The first part is an examination of the problem of access to justice in a world that is becoming more diverse, complex and turbulent. It has been argued explicitly in the last decade that the formal justice system may not serve the community well, and that a more distributed, multiple-access, and open-source system of justice should be put in place.

The second part argues for a more creative role for ombuds and seeks to enlarge the portfolio of governance mechanisms by factoring in ombuds as “producers of governance” and particularly important agents of the governance of justice through their mediation work.

The judgment of wider courts

The expression “wider courts” may not be elegant, but it serves in drawing attention to the fact that the notion of access to justice does not connote only access to the courts and to the formal legal apparatus. The problem was raised in the year 2000 in a symposium organized by Justice Canada on the theme of Expanding Horizons: Rethinking Access to Justice in Canada. It was an invitation by the legal establishment to use lateral thinking in developing strategies for better ways to provide access to justice for Canadians.

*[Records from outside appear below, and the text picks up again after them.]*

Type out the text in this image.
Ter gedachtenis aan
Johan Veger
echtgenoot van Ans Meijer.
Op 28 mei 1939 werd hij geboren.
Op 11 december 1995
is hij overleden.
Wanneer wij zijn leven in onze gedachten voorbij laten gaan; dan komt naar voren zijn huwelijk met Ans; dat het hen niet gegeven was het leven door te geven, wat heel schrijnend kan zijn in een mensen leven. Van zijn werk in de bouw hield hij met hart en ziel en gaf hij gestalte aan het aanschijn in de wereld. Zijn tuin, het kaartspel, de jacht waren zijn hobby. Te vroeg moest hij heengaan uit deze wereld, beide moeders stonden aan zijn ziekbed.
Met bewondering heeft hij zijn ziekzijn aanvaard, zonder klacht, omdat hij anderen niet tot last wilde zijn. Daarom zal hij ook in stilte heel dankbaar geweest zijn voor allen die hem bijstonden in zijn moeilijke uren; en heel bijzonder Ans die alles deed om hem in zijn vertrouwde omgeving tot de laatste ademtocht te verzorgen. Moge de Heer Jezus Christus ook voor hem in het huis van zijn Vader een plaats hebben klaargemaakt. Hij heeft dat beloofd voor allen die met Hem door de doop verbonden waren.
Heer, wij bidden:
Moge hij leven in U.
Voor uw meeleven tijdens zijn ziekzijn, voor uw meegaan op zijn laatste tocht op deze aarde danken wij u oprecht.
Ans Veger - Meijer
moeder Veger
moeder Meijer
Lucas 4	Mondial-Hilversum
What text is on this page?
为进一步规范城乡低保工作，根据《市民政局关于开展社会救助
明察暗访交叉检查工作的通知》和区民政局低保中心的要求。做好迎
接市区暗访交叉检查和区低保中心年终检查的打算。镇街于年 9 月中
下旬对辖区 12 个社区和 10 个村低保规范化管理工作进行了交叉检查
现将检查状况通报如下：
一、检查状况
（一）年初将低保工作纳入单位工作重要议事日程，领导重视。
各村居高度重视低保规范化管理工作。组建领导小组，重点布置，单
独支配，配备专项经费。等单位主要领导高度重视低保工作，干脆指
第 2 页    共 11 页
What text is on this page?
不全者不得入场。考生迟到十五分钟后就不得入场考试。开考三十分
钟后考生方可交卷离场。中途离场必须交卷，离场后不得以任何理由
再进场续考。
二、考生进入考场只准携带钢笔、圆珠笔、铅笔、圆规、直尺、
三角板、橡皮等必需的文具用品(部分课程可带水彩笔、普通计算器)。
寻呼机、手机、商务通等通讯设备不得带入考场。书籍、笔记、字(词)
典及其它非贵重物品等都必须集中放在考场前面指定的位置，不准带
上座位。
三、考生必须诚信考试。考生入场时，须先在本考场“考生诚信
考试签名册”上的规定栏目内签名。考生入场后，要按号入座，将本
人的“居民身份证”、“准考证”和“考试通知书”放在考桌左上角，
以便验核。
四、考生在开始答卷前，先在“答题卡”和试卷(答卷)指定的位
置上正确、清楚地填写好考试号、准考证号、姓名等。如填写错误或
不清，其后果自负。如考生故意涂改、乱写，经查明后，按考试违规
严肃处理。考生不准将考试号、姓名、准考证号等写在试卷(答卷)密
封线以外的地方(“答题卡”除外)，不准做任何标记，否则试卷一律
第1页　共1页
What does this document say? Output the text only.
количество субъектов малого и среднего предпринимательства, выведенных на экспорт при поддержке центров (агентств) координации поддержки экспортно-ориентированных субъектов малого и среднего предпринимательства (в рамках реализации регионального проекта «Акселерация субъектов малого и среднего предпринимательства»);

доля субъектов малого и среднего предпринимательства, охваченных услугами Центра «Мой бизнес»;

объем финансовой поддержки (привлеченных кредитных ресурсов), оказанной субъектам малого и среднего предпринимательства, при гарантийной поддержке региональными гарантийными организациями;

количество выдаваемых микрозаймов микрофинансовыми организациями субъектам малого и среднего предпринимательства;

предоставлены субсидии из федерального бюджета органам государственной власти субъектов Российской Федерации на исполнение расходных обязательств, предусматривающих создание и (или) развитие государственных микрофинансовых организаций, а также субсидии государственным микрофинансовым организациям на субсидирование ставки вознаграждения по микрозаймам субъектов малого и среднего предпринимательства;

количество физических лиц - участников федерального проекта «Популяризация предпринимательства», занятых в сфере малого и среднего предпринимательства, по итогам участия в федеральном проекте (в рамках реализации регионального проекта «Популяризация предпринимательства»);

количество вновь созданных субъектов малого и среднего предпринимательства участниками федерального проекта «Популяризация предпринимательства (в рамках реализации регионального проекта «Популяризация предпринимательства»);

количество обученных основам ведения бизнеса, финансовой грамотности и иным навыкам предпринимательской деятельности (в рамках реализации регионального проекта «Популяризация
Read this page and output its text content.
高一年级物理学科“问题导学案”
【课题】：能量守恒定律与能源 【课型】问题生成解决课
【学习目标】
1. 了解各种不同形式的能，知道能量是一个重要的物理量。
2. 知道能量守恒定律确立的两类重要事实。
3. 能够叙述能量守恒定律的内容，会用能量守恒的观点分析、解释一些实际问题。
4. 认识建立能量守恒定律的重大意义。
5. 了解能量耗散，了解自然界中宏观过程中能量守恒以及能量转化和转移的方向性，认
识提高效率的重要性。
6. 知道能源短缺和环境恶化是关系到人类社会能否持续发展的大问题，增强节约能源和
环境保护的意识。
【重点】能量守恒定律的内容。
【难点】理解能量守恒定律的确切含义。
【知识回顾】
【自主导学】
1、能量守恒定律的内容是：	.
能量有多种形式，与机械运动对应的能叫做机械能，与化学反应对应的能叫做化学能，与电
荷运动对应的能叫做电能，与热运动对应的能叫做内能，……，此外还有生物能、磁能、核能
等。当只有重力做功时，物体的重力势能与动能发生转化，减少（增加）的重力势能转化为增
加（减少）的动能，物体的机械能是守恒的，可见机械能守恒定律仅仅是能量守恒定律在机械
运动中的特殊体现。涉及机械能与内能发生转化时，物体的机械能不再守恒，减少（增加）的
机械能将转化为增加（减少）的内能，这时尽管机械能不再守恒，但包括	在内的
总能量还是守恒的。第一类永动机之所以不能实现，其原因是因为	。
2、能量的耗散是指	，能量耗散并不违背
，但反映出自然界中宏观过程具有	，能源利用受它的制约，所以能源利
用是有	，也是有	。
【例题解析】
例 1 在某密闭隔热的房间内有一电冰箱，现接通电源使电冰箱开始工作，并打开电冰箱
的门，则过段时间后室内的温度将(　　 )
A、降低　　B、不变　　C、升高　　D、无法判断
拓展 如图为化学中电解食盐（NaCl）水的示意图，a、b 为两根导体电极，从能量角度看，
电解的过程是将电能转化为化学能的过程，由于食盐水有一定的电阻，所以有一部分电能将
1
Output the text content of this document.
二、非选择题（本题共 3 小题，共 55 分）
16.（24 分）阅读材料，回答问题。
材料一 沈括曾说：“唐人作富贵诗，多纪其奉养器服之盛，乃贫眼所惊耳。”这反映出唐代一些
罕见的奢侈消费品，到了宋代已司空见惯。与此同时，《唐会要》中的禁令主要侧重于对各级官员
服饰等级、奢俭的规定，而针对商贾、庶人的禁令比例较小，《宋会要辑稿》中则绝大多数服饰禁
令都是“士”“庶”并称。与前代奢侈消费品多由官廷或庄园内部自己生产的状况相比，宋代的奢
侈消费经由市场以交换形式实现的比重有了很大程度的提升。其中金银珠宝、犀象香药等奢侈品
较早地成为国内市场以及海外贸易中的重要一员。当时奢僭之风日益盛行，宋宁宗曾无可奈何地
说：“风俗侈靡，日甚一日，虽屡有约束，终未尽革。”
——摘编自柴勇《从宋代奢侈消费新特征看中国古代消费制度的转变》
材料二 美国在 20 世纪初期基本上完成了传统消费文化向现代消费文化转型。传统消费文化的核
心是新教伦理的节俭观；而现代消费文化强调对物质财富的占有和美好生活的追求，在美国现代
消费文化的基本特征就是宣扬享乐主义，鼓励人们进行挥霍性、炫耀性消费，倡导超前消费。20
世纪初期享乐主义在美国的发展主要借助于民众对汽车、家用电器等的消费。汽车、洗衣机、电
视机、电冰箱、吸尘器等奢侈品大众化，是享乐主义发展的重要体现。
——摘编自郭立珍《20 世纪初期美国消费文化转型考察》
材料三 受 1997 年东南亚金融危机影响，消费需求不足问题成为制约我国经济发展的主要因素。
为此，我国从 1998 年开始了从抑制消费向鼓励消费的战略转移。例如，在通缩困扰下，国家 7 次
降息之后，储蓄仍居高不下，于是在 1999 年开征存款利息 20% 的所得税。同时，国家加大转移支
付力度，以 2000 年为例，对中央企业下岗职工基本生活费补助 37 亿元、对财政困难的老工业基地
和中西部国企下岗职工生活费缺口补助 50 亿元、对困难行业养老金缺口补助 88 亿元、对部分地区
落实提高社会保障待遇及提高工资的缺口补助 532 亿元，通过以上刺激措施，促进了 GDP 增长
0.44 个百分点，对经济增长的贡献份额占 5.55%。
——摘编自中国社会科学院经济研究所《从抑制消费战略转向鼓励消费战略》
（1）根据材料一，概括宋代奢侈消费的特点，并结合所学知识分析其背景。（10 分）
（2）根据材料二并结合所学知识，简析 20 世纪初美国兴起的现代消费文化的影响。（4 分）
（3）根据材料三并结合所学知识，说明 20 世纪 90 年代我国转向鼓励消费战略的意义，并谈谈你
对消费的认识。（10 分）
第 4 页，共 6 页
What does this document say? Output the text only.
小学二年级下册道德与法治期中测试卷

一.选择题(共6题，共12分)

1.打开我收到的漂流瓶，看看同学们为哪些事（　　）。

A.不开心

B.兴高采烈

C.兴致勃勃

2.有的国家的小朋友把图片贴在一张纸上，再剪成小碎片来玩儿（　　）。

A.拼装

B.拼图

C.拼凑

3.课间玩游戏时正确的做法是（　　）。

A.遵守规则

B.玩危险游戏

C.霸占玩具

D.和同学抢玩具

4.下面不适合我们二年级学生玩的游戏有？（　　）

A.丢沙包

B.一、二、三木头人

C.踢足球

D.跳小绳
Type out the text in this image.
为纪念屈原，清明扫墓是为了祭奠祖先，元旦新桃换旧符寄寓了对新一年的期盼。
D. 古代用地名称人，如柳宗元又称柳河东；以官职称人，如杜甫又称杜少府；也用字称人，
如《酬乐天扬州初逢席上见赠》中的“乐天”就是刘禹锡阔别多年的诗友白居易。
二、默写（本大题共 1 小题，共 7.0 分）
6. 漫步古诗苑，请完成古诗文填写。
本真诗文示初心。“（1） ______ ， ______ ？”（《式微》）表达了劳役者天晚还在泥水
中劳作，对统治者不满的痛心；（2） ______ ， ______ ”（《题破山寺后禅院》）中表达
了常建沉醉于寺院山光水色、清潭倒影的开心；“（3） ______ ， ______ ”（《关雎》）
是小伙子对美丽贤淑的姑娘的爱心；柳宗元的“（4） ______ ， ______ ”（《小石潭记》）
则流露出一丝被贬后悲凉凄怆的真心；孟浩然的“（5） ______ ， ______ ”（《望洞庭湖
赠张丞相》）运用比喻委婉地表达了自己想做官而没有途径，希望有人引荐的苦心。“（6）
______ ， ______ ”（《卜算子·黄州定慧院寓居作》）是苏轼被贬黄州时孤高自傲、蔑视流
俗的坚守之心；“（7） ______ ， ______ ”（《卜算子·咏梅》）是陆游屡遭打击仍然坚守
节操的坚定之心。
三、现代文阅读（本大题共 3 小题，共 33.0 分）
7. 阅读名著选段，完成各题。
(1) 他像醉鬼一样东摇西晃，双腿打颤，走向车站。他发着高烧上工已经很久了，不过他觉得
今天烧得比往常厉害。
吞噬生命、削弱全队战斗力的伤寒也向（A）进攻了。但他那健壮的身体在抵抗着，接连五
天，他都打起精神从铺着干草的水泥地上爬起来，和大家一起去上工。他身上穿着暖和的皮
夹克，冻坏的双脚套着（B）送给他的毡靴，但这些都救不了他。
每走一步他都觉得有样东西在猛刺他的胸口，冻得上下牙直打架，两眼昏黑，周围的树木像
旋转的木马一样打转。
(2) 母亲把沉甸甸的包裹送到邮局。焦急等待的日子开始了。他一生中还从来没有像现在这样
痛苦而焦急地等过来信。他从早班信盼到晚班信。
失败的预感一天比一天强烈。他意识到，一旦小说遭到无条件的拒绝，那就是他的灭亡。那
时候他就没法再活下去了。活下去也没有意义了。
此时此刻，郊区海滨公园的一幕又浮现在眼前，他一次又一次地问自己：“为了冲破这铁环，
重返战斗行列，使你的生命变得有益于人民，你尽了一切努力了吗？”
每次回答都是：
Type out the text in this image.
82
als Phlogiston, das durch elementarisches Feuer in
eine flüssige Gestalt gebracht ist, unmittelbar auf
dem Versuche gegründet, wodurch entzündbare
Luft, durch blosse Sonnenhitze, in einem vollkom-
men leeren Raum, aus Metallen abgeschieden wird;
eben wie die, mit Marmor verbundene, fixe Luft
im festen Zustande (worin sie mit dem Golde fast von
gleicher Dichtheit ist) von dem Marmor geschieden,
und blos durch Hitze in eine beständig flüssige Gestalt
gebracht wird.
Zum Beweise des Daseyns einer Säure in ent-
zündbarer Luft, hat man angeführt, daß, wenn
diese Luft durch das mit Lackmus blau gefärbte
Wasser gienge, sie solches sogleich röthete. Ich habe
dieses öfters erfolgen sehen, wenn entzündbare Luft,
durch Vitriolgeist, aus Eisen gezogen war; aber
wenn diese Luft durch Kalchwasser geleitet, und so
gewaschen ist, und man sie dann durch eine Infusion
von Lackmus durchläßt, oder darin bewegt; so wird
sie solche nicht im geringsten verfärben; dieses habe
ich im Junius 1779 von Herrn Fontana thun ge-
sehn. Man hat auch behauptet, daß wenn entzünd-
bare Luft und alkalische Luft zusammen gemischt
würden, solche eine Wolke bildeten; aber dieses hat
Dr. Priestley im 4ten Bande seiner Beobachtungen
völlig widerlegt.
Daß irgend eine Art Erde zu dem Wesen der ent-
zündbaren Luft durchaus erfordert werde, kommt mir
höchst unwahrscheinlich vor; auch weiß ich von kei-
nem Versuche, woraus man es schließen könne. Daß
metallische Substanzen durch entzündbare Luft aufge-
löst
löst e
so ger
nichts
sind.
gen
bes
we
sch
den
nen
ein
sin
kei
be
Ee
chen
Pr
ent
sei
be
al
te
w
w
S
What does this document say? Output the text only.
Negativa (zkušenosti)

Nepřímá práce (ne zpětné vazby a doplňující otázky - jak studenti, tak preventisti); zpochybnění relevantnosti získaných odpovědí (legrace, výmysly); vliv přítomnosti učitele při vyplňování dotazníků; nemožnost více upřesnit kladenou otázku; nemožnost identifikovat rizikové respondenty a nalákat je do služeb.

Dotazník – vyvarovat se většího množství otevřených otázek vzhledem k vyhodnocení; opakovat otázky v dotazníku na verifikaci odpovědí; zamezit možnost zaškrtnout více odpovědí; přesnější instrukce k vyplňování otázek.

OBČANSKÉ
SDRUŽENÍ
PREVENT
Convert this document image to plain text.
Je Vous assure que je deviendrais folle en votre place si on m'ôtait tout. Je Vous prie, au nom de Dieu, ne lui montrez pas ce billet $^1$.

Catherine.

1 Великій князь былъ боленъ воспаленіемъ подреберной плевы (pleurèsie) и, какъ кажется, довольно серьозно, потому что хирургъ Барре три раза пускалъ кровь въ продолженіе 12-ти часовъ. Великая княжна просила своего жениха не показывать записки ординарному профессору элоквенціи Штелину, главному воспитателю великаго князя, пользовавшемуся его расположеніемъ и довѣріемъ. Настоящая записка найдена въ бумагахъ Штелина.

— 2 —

At that 2000 meeting, many experts acknowledged the acuteness of the problem: a message of anxiety on the part of Justice Turpel-Lafond with regards to the way the justice system treats Aboriginal groups; a message of disconnection between the formal system of lawyers and courts and the real living law of everyday interaction from Roderick Macdonald, and a plea for more opportunities for citizens to participate more fully in the lawmaking process; a message of denunciation by philosopher Jacques Dufresne, who claimed that the formal judicial institution – the fortress is preventing the normal carrying of justice and is the source of injustice because of the lack of preventive justice – and argued for a justice douce (Paquet, 2000).